Thane — When an elderly man from Ghodbunder Road accepted a friend request from a woman calling herself Leela Gupta, it did not immediately raise alarm. She appeared friendly, persistent, and, in his words, “knowledgeable about new ways of investing.”
Over the next few days, their conversations moved from Facebook Messenger to WhatsApp — a pattern investigators say has become a hallmark of cross-platform grooming by organised digital fraud networks.
According to the man’s police complaint, Gupta coaxed him into exploring cryptocurrency investments, promising returns far beyond what traditional savings instruments could offer. She sent him links to a platform she described as “secure and profitable,” and guided him step by step through setting up an account.
Between June 20 and August 21, the man transferred ₹86.9 lakh in multiple instalments, often under pressure, to various bank accounts controlled by Gupta and accomplices.
An Illusion of Profit Built Through Fake Dashboards
The fraud escalated rapidly. Once the victim’s money had been deposited, the online trading platform began showing what seemed like extraordinary gains. His balance appeared to grow to 2.76 lakh USDT, a figure that investigators now believe was fabricated to create a sense of legitimacy.
But when he attempted to withdraw 75,000 USDT — a fraction of the balance displayed — the request was rejected.

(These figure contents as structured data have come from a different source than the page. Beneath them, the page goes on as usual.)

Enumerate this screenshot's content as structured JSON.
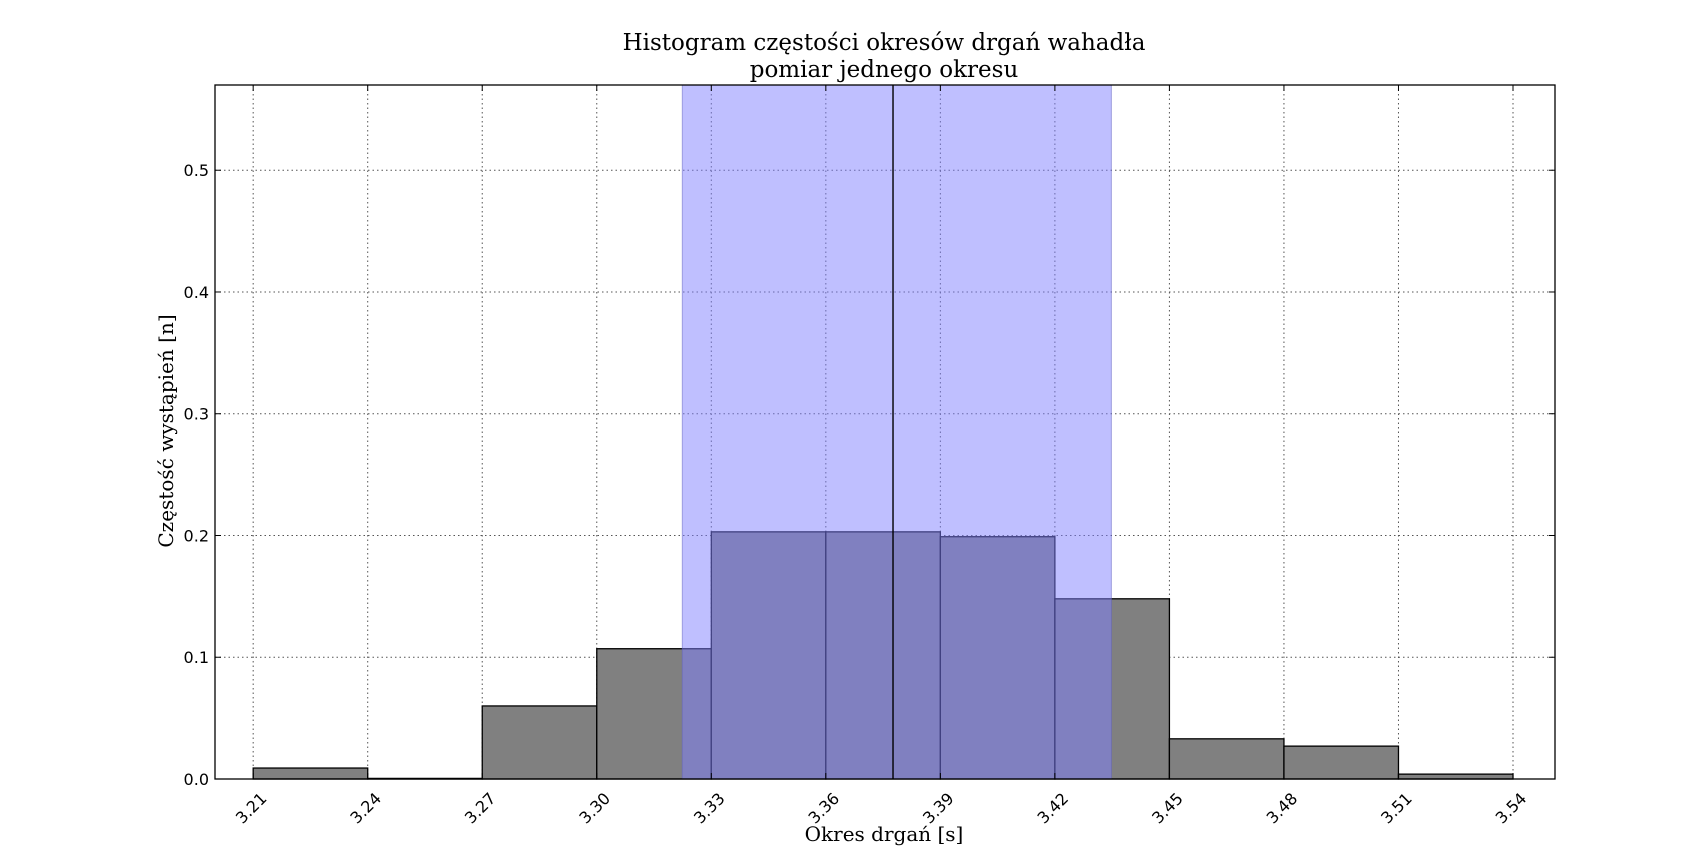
{
  "chart_data": {
    "type": "bar",
    "title": "Histogram częstości okresów drgań wahadła",
    "subtitle": "pomiar jednego okresu",
    "xlabel": "Okres drgań [s]",
    "ylabel": "Częstość wystąpień [n]",
    "xlim": [
      3.2,
      3.551
    ],
    "ylim": [
      0,
      0.57
    ],
    "x_ticks": [
      {
        "value": 3.21,
        "label": "3.21"
      },
      {
        "value": 3.24,
        "label": "3.24"
      },
      {
        "value": 3.27,
        "label": "3.27"
      },
      {
        "value": 3.3,
        "label": "3.30"
      },
      {
        "value": 3.33,
        "label": "3.33"
      },
      {
        "value": 3.36,
        "label": "3.36"
      },
      {
        "value": 3.39,
        "label": "3.39"
      },
      {
        "value": 3.42,
        "label": "3.42"
      },
      {
        "value": 3.45,
        "label": "3.45"
      },
      {
        "value": 3.48,
        "label": "3.48"
      },
      {
        "value": 3.51,
        "label": "3.51"
      },
      {
        "value": 3.54,
        "label": "3.54"
      }
    ],
    "y_ticks": [
      {
        "value": 0.0,
        "label": "0.0"
      },
      {
        "value": 0.1,
        "label": "0.1"
      },
      {
        "value": 0.2,
        "label": "0.2"
      },
      {
        "value": 0.3,
        "label": "0.3"
      },
      {
        "value": 0.4,
        "label": "0.4"
      },
      {
        "value": 0.5,
        "label": "0.5"
      }
    ],
    "bins": [
      {
        "start": 3.21,
        "end": 3.24,
        "value": 0.009
      },
      {
        "start": 3.24,
        "end": 3.27,
        "value": 0.0
      },
      {
        "start": 3.27,
        "end": 3.3,
        "value": 0.06
      },
      {
        "start": 3.3,
        "end": 3.33,
        "value": 0.107
      },
      {
        "start": 3.33,
        "end": 3.36,
        "value": 0.203
      },
      {
        "start": 3.36,
        "end": 3.39,
        "value": 0.203
      },
      {
        "start": 3.39,
        "end": 3.42,
        "value": 0.199
      },
      {
        "start": 3.42,
        "end": 3.45,
        "value": 0.148
      },
      {
        "start": 3.45,
        "end": 3.48,
        "value": 0.033
      },
      {
        "start": 3.48,
        "end": 3.51,
        "value": 0.027
      },
      {
        "start": 3.51,
        "end": 3.54,
        "value": 0.004
      }
    ],
    "mean": 3.3776,
    "band": [
      3.3224,
      3.4348
    ],
    "grid": true,
    "colors": {
      "bar_fill": "#808080",
      "bar_edge": "#000000",
      "band_fill": "#8080ff",
      "mean_line": "#000000",
      "grid": "#555555",
      "axis": "#000000"
    }
  }
}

Behind the glossy dashboard was a classic mechanism familiar to cybercrime investigators: an unregulated platform that mirrors global crypto interfaces but exists solely to take in deposits, not process withdrawals. Fraudsters then introduce additional “fees” to stall or pressure victims, often demanding large sums to “unlock” funds.
In this case, Gupta informed the victim he would need to deposit 30 percent of his total balance as a “risk assessment security fee.” When he said the amount was unaffordable, she claimed her uncle would pay on his behalf and urged him to contribute whatever he could. Under emotional and psychological pressure, he paid another ₹10 lakh.
Yet the demands continued.
A Pattern of Luring Victims From Social Media to Encrypted Channels
Cyber officials in Maharashtra say the case mirrors a growing trend: fraudsters first establish a personal bond, often posing as investment-savvy acquaintances, before moving victims to encrypted messaging apps where calls and messages become harder to trace.
“Social media is the entry point,” one officer said. “Encrypted chat apps are where the trap closes.”
From there, the tactic follows a familiar script:
- build trust through friendly conversation
- introduce investment themes like crypto
- showcase inflated profits through fake dashboards
- demand repeated top-ups disguised as fees
- disappear when withdrawals are impossible
Police say several of the recent victims were elderly individuals unfamiliar with digital assets but eager to improve their savings in a volatile economy.
In this case, the fraudsters even staged an elaborate fiction — Gupta claimed she had personally paid ₹30 lakh to help him unlock his funds. It was a psychological nudge designed to keep him invested.
A Costly Lesson and a Widening Investigation
When the victim finally realized he was being misled, he contacted the national cyber helpline (1930) and filed a complaint with Thane police. An investigation is now underway to trace the network, which authorities believe may be part of a wider, interstate scam ring operating through mule accounts and fast-vanishing digital trails.
Police officials emphasized that no legitimate investment promises high returns with low risk — a message often repeated but not always heeded.
For now, the case stands as one more example of how digital fraudsters exploit psychological vulnerability, technological unfamiliarity, and the promise of wealth to target some of the country’s most trusting citizens.